La oficina de Vinnie se hallaba calle abajo. Aparqué junto al bordillo y arrastré a la abuela conmigo.
– Nunca he estado aquí. -La abuela lo observó todo atentamente-. ¡Qué impresionante!
– Vinnie está hablando por teléfono -me informó Connie-. Te atenderá en un minuto.
Lula se acercó.
– Así que usted es la abuela de Stephanie. Me han hablado mucho de usted.
Los ojos de la abuela brillaron.
– ¿Ah, sí? ¿Qué le han dicho?
– Para empezar, me han contado que alguien le clavó un picahielos.
La abuela tendió la mano vendada para que Lula observase.
– Fue esta mano, y casi me la atravesó.
Lula y Connie contemplaron la mano.
– Y eso no fue todo -continuó la abuela-. La otra noche Stephanie recibió un pene por correo expreso. Abrió la caja delante de mí. Lo vi todo. Estaba clavado sobre un trozo de poliuretano con un imperdible.

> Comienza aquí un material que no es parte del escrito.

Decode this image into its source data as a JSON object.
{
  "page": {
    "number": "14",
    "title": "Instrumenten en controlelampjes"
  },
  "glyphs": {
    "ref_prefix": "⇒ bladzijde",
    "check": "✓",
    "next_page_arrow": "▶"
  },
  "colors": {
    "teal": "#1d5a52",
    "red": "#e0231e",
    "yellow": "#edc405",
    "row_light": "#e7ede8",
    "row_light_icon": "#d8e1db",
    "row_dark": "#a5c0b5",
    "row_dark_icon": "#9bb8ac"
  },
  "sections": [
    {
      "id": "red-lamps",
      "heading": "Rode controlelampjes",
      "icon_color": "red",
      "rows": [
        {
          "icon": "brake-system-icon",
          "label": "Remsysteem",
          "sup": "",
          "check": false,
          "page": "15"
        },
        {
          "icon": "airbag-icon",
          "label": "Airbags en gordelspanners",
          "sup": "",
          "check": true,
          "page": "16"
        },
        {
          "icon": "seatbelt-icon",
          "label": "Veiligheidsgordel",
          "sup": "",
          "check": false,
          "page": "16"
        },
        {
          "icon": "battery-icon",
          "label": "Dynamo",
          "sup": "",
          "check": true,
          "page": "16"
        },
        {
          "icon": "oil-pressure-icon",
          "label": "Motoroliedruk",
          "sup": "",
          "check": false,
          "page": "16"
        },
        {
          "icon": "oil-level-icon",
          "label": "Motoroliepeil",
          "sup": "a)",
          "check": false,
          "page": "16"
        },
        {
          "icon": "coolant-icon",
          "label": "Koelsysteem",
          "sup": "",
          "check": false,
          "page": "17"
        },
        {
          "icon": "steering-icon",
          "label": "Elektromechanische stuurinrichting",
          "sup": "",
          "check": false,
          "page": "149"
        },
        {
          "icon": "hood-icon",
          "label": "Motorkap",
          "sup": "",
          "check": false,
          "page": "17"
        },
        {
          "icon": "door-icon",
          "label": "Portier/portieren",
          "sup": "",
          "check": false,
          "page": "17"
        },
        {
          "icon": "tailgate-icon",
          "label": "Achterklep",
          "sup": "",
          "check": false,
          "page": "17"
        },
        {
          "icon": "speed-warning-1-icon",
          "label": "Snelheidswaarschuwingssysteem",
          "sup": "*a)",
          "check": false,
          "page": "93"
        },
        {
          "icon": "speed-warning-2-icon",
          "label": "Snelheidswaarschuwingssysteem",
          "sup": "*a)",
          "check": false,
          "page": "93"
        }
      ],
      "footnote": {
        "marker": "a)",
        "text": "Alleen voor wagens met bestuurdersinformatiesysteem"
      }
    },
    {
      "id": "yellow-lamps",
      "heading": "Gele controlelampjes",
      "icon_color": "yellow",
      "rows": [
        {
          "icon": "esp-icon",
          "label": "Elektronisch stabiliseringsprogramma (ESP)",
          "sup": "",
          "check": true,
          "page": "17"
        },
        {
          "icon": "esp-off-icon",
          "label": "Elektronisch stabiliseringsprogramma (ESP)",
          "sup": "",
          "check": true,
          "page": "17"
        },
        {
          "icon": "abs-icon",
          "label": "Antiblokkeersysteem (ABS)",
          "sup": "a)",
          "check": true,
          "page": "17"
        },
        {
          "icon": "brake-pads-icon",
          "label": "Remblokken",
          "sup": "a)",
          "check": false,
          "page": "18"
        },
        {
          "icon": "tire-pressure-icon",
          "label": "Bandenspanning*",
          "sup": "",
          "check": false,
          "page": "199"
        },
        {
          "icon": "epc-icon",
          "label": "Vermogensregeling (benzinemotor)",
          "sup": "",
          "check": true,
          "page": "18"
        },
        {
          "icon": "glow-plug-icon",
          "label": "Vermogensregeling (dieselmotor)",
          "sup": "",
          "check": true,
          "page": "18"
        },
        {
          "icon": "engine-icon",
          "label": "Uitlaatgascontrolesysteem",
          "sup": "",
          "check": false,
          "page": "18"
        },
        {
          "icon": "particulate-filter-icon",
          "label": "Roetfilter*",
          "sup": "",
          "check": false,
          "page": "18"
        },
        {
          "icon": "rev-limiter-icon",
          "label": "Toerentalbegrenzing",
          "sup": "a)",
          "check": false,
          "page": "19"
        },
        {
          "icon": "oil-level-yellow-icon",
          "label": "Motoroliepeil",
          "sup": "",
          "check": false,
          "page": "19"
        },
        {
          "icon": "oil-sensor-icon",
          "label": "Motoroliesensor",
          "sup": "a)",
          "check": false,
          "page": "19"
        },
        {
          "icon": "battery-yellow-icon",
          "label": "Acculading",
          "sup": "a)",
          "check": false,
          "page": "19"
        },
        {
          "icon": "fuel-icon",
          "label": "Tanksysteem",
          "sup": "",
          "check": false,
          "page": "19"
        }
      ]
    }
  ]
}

– No me lo creo -dijo Lula.
– Lo juro. Cortado como si fuese un pedazo de pollo y clavado con un imperdible. Me hizo pensar en mi marido.
Lula se inclinó hacia ella y susurró:
– ¿Se refiere al tamaño? ¿Era tan grande el pene de su marido?
– ¡Que va! Así de muerto estaba.
Vinnie asomó la cabeza por la puerta y se atragantó al ver a la abuela Mazur.
– ¡Caray!
– Acabo de recoger a la abuela en el salón de belleza -le dije-. Y vamos a ir de compras. Se me ocurrió que podía pasar por aquí para ver qué querías, dado que estaba tan cerca.